Removing monuments sets dangerous precedent

Published 8:49 am Wednesday, July 22, 2015

To the Editor:

The moving or destroying of historical monuments is a very dangerous slippery slope as far as preserving the country’s history is concerned. If we move or destroy every monument that is hurtful to some community we will have no monuments left. A few examples are Jamestown, Williamsburg, Algonquin War, French and Indian War, Plains wars and many others we have monuments to and to the people that fought them. I am positive these are hurtful to the Native Americans, who we took all their land from and worse, systematically and purposefully attempted to exterminate them from the earth.

Remember famous Union General Phillip Sheridan’s statement, “the only good Indian is a dead Indian.”

The Mexican War, which Mexican citizens see was nothing more than a land grab from Mexico, and the War for Texas Independence and the last stand at the Alamo where American immigrants were taking Texas land from Mexico. I guess we need to remove the Alamo, also.

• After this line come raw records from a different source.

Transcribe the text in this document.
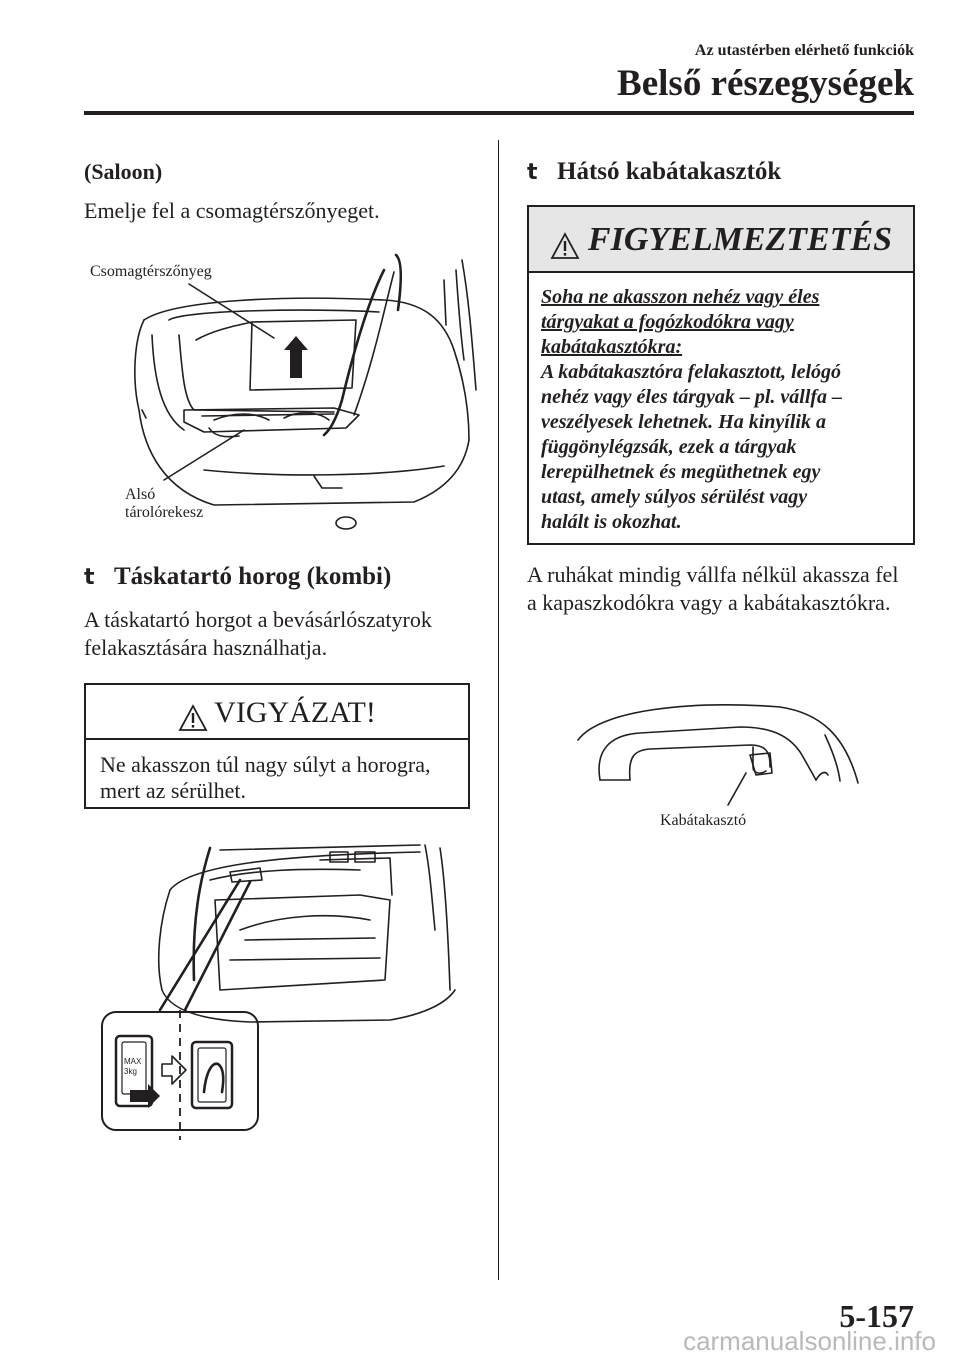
Az utastérben elérhető funkciók
Belső részegységek
(Saloon)
Emelje fel a csomagtérszőnyeget.
Csomagtérszőnyeg
Alsó
tárolórekesz
t Táskatartó horog (kombi)
A táskatartó horgot a bevásárlószatyrok
felakasztására használhatja.
VIGYÁZAT!
Ne akasszon túl nagy súlyt a horogra,
mert az sérülhet.
MAX
3kg
t Hátsó kabátakasztók
FIGYELMEZTETÉS
Soha ne akasszon nehéz vagy éles
tárgyakat a fogózkodókra vagy
kabátakasztókra:
A kabátakasztóra felakasztott, lelógó
nehéz vagy éles tárgyak – pl. vállfa –
veszélyesek lehetnek. Ha kinyílik a
függönylégzsák, ezek a tárgyak
lerepülhetnek és megüthetnek egy
utast, amely súlyos sérülést vagy
halált is okozhat.
A ruhákat mindig vállfa nélkül akassza fel
a kapaszkodókra vagy a kabátakasztókra.
Kabátakasztó
5-157
carmanualsonline.info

No need to mention the American Civil War, there already is too much discussion about that.

The Spanish-American War that Spanish Americans see as just a land grab from Spain. World War One: I am sure we can find German-Americans whose ancestors were killed by Americans in that war. World War Two: I am sure we can find Japanese, German and Italian Americans and Americans of other heritage, whose civilian ancestors were killed by the hundreds of thousands in that war, such as the planned terror bombing by the Allies, designed to break the enemies’ resolve, by indiscriminate bombing and killing of civilians and the total destruction of cities such as Dresden, Germany.

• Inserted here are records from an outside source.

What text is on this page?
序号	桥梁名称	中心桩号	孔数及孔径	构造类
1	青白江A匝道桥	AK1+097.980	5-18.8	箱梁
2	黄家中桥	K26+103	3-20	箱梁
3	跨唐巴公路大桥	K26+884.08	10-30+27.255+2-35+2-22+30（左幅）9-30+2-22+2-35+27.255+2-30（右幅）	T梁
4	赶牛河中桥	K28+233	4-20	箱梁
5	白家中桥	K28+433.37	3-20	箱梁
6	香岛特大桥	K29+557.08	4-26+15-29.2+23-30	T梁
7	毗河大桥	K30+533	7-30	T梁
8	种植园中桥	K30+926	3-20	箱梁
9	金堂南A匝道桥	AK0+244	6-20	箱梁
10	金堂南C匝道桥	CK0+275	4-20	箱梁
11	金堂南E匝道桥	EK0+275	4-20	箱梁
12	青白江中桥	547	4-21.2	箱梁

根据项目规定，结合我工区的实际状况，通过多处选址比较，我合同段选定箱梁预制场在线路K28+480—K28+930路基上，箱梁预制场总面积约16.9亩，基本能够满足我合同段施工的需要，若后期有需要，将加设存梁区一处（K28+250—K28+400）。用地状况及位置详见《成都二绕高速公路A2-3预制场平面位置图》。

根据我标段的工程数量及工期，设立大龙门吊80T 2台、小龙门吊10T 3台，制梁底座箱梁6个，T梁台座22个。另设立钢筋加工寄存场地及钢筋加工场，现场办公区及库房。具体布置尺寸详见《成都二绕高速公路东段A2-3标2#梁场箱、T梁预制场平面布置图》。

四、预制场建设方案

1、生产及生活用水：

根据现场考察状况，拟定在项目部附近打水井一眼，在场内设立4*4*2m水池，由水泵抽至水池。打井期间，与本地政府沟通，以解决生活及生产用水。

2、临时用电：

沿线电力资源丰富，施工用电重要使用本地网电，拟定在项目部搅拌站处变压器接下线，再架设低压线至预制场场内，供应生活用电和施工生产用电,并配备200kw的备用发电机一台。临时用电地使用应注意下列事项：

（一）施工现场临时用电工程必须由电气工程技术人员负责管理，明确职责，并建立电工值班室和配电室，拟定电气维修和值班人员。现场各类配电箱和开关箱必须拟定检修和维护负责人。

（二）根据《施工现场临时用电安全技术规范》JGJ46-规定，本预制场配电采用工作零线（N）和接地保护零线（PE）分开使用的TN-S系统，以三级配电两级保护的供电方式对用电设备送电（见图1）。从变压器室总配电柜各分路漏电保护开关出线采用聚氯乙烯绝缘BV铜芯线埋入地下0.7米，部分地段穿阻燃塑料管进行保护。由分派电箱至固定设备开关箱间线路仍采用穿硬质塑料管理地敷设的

I am sure there are many Arab-Americans that are offended by monuments to all the wars we have fought and people we have killed in the Middle East. If we add taking down the monuments to every slave owner, we have to take down almost every monument to our founding fathers also.

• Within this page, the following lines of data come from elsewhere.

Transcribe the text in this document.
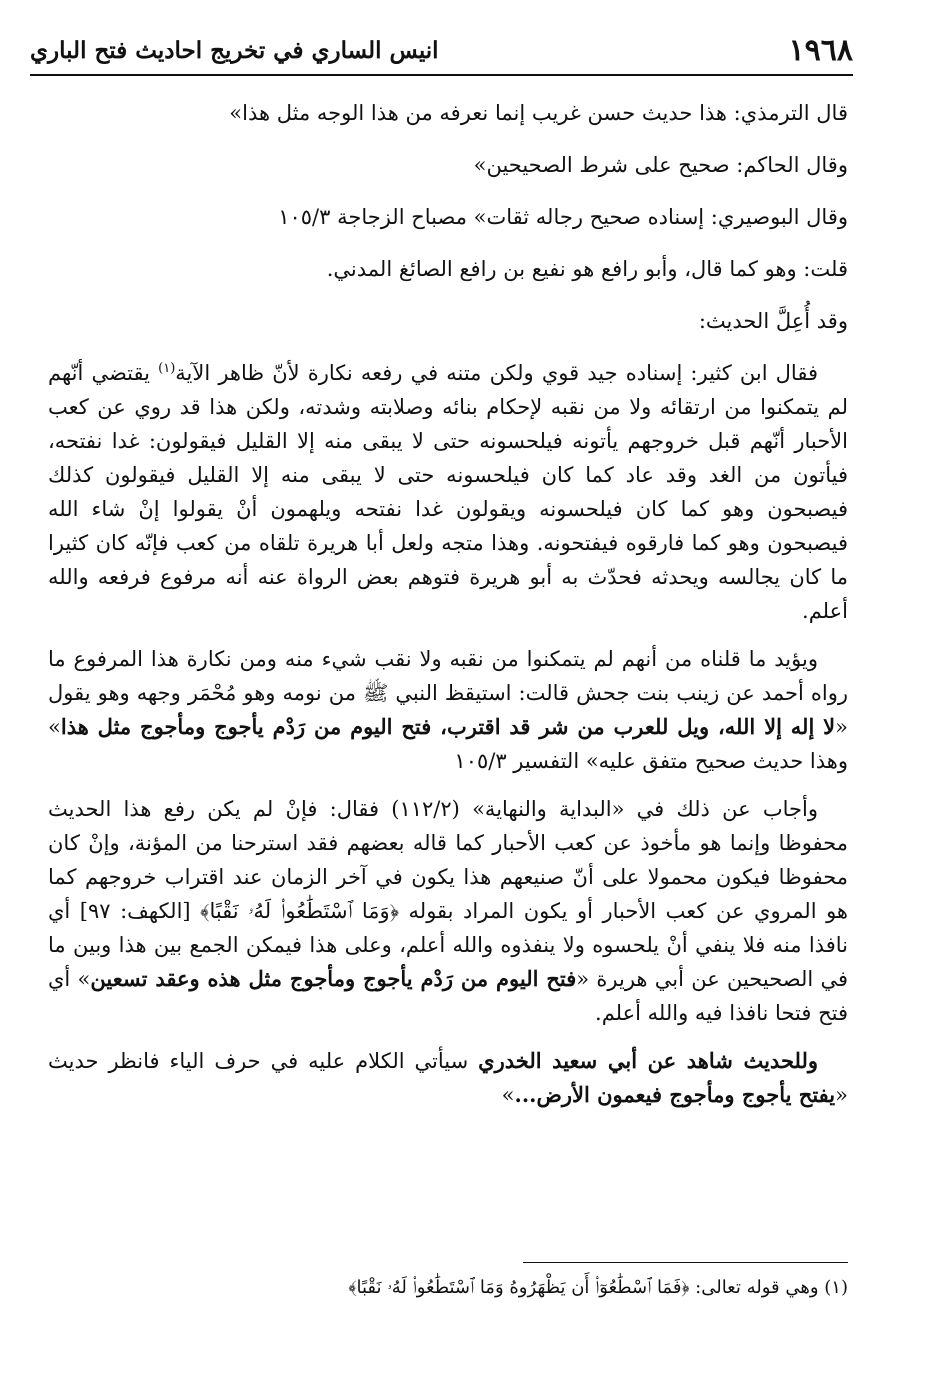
١٩٦٨
انيس الساري في تخريج احاديث فتح الباري

قال الترمذي: هذا حديث حسن غريب إنما نعرفه من هذا الوجه مثل هذا»

وقال الحاكم: صحيح على شرط الصحيحين»

وقال البوصيري: إسناده صحيح رجاله ثقات» مصباح الزجاجة ١٠٥/٣

قلت: وهو كما قال، وأبو رافع هو نفيع بن رافع الصائغ المدني.

وقد أُعِلَّ الحديث:

فقال ابن كثير: إسناده جيد قوي ولكن متنه في رفعه نكارة لأنّ ظاهر الآية$^{(١)}$ يقتضي أنّهم لم يتمكنوا من ارتقائه ولا من نقبه لإحكام بنائه وصلابته وشدته، ولكن هذا قد روي عن كعب الأحبار أنّهم قبل خروجهم يأتونه فيلحسونه حتى لا يبقى منه إلا القليل فيقولون: غدا نفتحه، فيأتون من الغد وقد عاد كما كان فيلحسونه حتى لا يبقى منه إلا القليل فيقولون كذلك فيصبحون وهو كما كان فيلحسونه ويقولون غدا نفتحه ويلهمون أنْ يقولوا إنْ شاء الله فيصبحون وهو كما فارقوه فيفتحونه. وهذا متجه ولعل أبا هريرة تلقاه من كعب فإنّه كان كثيرا ما كان يجالسه ويحدثه فحدّث به أبو هريرة فتوهم بعض الرواة عنه أنه مرفوع فرفعه والله أعلم.

ويؤيد ما قلناه من أنهم لم يتمكنوا من نقبه ولا نقب شيء منه ومن نكارة هذا المرفوع ما رواه أحمد عن زينب بنت جحش قالت: استيقظ النبي ﷺ من نومه وهو مُحْمَر وجهه وهو يقول «لا إله إلا الله، ويل للعرب من شر قد اقترب، فتح اليوم من رَدْم يأجوج ومأجوج مثل هذا» وهذا حديث صحيح متفق عليه» التفسير ١٠٥/٣

وأجاب عن ذلك في «البداية والنهاية» (١١٢/٢) فقال: فإنْ لم يكن رفع هذا الحديث محفوظا وإنما هو مأخوذ عن كعب الأحبار كما قاله بعضهم فقد استرحنا من المؤنة، وإنْ كان محفوظا فيكون محمولا على أنّ صنيعهم هذا يكون في آخر الزمان عند اقتراب خروجهم كما هو المروي عن كعب الأحبار أو يكون المراد بقوله ﴿وَمَا ٱسْتَطَٰعُوا۟ لَهُۥ نَقْبًا﴾ [الكهف: ٩٧] أي نافذا منه فلا ينفي أنْ يلحسوه ولا ينفذوه والله أعلم، وعلى هذا فيمكن الجمع بين هذا وبين ما في الصحيحين عن أبي هريرة «فتح اليوم من رَدْم يأجوج ومأجوج مثل هذه وعقد تسعين» أي فتح فتحا نافذا فيه والله أعلم.

وللحديث شاهد عن أبي سعيد الخدري سيأتي الكلام عليه في حرف الياء فانظر حديث «يفتح يأجوج ومأجوج فيعمون الأرض...»

(١) وهي قوله تعالى: ﴿فَمَا ٱسْطَٰعُوٓا۟ أَن يَظْهَرُوهُ وَمَا ٱسْتَطَٰعُوا۟ لَهُۥ نَقْبًا﴾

My point is not that I am un-American. It is that history is history, good and bad. Sometimes America had to do what it had to do to expand or survive. These monuments are mostly to soldiers that did what they were told to do and did not question the orders from the government they lived under. Many are to soldiers buried and never found, basically their tombstones. The point can easily be seen, if we take down a monument because it is offensive to one group, it’s only fair if we take down them all. Slavery was a travesty, but nothing worse than what was done to the Native American and some others.

The saddest thing is that the attempt to move Confederate monuments is causing much more racial animosity than people realize and giving the cowardly murderer from Charleston exactly what he wanted when he committed the murders. Do we really want to reward him for what he did and tell him he was a success?